After being away for a semester, I traveled back to the small town that I called home. It was an hour drive, and my grandparents were more than excited to see me. I pulled into the familiar driveway and nostalgia swept over me. Home. With that word came peach cobbler, beagle puppies, crunching leaves, and old Western films. I spent the evening in my warm household, just as I had left it four months earlier.
It wasn't unsettling until I went to town the next day. I saw the same people working the same jobs. Wearing the same expressions. The same teenagers hanging out where they always did. The same car that was abandoned on the side of the road still sat in the same spot.
It was like my town was caught in a time capsule. I had a vast array of new experiences; eye-openers that changed my perspective on nearly everything. I was different. Why hadn't anything else outside of Berea changed?

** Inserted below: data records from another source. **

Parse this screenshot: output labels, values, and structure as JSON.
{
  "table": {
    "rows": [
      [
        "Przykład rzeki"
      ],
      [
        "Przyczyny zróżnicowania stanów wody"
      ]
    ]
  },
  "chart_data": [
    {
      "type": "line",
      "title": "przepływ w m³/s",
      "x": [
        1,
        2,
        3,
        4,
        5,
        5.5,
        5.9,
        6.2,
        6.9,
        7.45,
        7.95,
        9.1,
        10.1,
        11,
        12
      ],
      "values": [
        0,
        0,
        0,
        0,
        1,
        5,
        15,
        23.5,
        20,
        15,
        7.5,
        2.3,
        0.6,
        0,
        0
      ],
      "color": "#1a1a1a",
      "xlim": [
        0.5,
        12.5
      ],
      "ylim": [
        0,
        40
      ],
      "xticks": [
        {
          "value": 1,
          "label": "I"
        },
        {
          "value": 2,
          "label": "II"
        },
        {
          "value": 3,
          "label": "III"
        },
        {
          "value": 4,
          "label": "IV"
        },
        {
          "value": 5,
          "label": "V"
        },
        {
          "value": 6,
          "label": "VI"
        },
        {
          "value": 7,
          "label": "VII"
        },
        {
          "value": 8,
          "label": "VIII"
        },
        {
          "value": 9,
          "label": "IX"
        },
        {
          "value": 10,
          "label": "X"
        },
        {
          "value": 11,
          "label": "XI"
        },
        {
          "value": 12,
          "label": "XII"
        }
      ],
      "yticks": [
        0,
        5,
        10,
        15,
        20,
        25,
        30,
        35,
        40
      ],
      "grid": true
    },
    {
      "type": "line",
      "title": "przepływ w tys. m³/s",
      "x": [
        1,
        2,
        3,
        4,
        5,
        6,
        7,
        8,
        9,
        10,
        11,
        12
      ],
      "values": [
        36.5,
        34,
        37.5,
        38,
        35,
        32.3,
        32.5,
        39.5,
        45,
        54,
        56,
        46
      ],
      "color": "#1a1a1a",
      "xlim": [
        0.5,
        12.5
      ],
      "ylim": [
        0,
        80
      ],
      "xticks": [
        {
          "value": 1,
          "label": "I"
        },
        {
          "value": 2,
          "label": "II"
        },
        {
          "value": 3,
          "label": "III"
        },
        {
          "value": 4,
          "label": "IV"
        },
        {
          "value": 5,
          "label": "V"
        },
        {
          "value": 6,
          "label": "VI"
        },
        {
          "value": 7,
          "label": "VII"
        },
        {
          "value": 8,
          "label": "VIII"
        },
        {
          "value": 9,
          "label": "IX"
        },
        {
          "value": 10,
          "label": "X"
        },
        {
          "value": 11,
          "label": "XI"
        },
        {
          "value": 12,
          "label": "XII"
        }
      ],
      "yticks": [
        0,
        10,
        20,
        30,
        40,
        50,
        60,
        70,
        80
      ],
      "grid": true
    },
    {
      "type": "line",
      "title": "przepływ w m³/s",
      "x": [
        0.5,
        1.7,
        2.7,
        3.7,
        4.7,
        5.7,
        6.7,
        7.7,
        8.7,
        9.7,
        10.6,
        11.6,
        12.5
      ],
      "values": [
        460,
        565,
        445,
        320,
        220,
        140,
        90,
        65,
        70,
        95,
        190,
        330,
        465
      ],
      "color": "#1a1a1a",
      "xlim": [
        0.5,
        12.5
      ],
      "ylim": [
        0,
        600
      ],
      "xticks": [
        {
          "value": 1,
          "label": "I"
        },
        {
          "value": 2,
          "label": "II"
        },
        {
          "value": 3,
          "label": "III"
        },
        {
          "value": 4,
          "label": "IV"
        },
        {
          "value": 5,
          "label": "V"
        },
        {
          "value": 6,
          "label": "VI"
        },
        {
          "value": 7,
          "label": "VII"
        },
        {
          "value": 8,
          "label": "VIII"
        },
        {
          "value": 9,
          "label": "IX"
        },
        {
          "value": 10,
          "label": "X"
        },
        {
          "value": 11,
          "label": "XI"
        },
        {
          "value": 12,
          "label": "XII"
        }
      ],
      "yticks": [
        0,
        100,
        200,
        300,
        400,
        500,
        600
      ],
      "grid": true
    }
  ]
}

The static qualities of the town were not endearing. The blind ignorance that it's inhabitants clung onto was not excusable. They did not know of life outside of the confines of their community, and I thought that they should. Who wouldn't care about poverty, racism, and sexism if they knew about it?
It angered me to see these people doing nothing to help the world around them.
I didn't overcome this anger until a few visits later when my opinions had changed.
As long as they were happy, who was I to ruin it? I was the same as them once. I didn't think of life outside of my town, and I was content with that. The issues that had become important to me were not so in the past. It was not my place to feel elite for knowing more about the world. The people living in that small town are content with their existence, and it is not anyone's right to rob them of that.